Друг или враг? | страница 13



Подобная личность, конечно, оказывалась платным агентом немцев. Эта «легенда внутри легенды» могла ввести в заблуждение кого угодно, только не опытного следователя. Как это ни странно, но людям свойственно верить скорее плохому о своем собрате, чем хорошему. И когда человек рисует себя в дурном свете, слушатели обычно считают, что он говорит правду. Следователь, сумевший разоблачить первую легенду, может успокоиться на этом, считая, что добрался до истины, и даже не подумать, что он находится в нескольких шагах от истины.

Теперь вернемся к Тер Хиту. Я не сомневался, что со временем он устанет повторять одно и то же и расскажет другую легенду. Но он по-прежнему продолжал уверять меня в правдивости своих показаний. С каждым допросом он все больше нервничал, и я чувствовал, что он находится на грани истерики. Признаюсь, и я был близок к этому. Уже, наверно, в сотый раз рассказывал он о мягкосердечном гестаповце, и мне казалось, что если я услышу о нем еще раз, то не выдержу и выйду из себя.

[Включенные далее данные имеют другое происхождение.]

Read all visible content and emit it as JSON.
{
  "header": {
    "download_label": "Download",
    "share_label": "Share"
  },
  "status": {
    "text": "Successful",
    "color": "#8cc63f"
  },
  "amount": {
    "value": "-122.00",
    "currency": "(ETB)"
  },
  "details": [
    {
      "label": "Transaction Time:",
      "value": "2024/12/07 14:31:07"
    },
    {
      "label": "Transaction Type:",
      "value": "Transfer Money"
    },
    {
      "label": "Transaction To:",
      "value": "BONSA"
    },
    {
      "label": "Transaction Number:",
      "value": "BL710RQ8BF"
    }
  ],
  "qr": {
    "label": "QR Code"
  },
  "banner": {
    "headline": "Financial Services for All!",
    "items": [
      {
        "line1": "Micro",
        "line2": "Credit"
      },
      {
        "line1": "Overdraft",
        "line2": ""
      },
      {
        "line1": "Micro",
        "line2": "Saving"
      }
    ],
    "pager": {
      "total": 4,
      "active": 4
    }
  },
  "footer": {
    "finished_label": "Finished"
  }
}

Однажды я решил переменить тактику и постараться выведать у него фамилию гестаповца. Он пытался сдержать слово, данное гестаповскому офицеру, и отказывался назвать его фамилию. Я не на шутку рассердился. У меня даже выскакивали крепкие словечки, когда я ругал Тер Хита за то, что он вырванное силой обещание ставил выше долга перед родиной. Мой гнев произвел на него должное впечатление, и через четверть часа он сдался. Фамилия офицера, по его словам, была Винтерфельдт.

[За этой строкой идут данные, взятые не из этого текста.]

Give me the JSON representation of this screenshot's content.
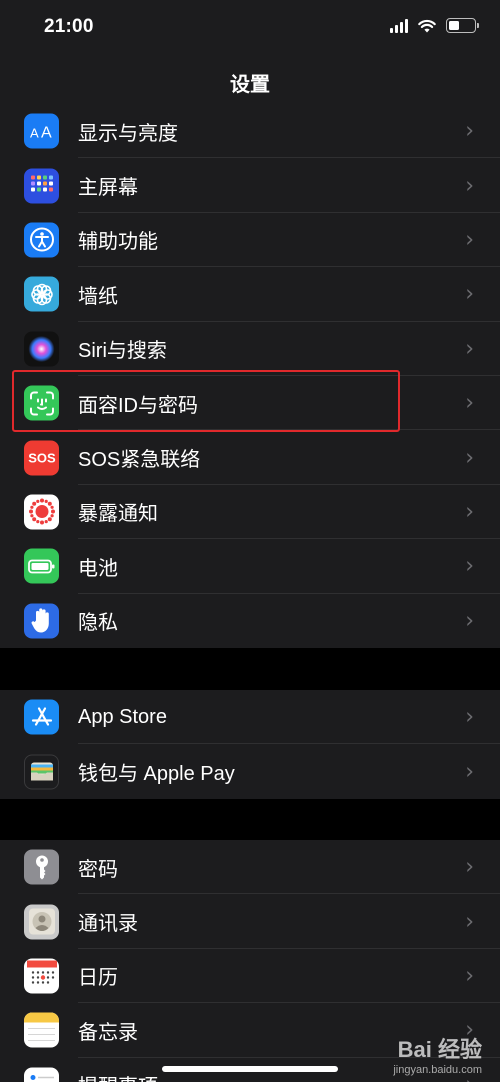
{
  "status_bar": {
    "time": "21:00"
  },
  "nav": {
    "title": "设置"
  },
  "groups": [
    {
      "items": [
        {
          "label": "显示与亮度",
          "icon": "display-brightness-icon",
          "color": "#1a7cf5"
        },
        {
          "label": "主屏幕",
          "icon": "home-screen-icon",
          "color": "#2d4fe0"
        },
        {
          "label": "辅助功能",
          "icon": "accessibility-icon",
          "color": "#1a7cf5"
        },
        {
          "label": "墙纸",
          "icon": "wallpaper-icon",
          "color": "#36aadc"
        },
        {
          "label": "Siri与搜索",
          "icon": "siri-icon",
          "color": "#111111"
        },
        {
          "label": "面容ID与密码",
          "icon": "face-id-icon",
          "color": "#34c759"
        },
        {
          "label": "SOS紧急联络",
          "icon": "sos-icon",
          "color": "#ef3b32"
        },
        {
          "label": "暴露通知",
          "icon": "exposure-notification-icon",
          "color": "#ffffff"
        },
        {
          "label": "电池",
          "icon": "battery-icon",
          "color": "#34c759"
        },
        {
          "label": "隐私",
          "icon": "privacy-hand-icon",
          "color": "#2d6be6"
        }
      ]
    },
    {
      "items": [
        {
          "label": "App Store",
          "icon": "app-store-icon",
          "color": "#1a8cf5"
        },
        {
          "label": "钱包与 Apple Pay",
          "icon": "wallet-icon",
          "color": "#1c1c1e"
        }
      ]
    },
    {
      "items": [
        {
          "label": "密码",
          "icon": "key-icon",
          "color": "#8e8e93"
        },
        {
          "label": "通讯录",
          "icon": "contacts-icon",
          "color": "#c9c9c9"
        },
        {
          "label": "日历",
          "icon": "calendar-icon",
          "color": "#ffffff"
        },
        {
          "label": "备忘录",
          "icon": "notes-icon",
          "color": "#ffffff"
        },
        {
          "label": "提醒事项",
          "icon": "reminders-icon",
          "color": "#ffffff"
        }
      ]
    }
  ],
  "chevron": "›",
  "highlight_color": "#e0292c",
  "watermark": {
    "logo": "Bai 经验",
    "url": "jingyan.baidu.com"
  }
}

Но большего добиться я не смог. Тер Хит продолжал настаивать, что говорит только правду. Он не добавил ни единого слова и ни от одного не отказался. Я запугивал, уговаривал, грозил, даже умолял, но все было напрасно. Голос у него дрожал, из глаз лились слезы, но он продолжал уверять меня, что, хотя рассказ и кажется невероятным, он все же чистая правда. Тер Хит сильно нервничал, да и я чувствовал, что нервы у меня напряжены до предела. И вот мы, два уже немолодых человека, до смерти надоевших друг другу, решили, что на сегодня хватит.

На другое утро мы начали все сначала. Я снова заставил Тер Хита повторить показания и снова указал ему на явные нелепости. Но опять никакого результата. Если к концу первой недели мы находились на грани истерики, то к концу второй нервы у нас вконец расшалились. Мы готовы были убить друг друга, и каждый из нас с удовольствием обрек бы другого на самую мучительную смерть.

Дни шли… И я начал сомневаться: может быть, действительно Тер Хит говорит правду. Абсурдность его показаний делала их почти правдоподобными. Настоящий шпион, думал я, сочинил бы более подходящую легенду. Шпиону меньше всего хочется привлекать к себе внимание. Если даже он успешно пройдет проверку, но возбудит у следователя подозрение, он останется у него на примете. Подвергнут ли его превентивному заключению или отпустят на свободу — за ним все равно будут следить и могут нагрянуть на место явки. Так что любой шпион, сочинивший такую легенду, как Тер Хит, заранее знал бы, что встретит серьезное препятствие на своем пути.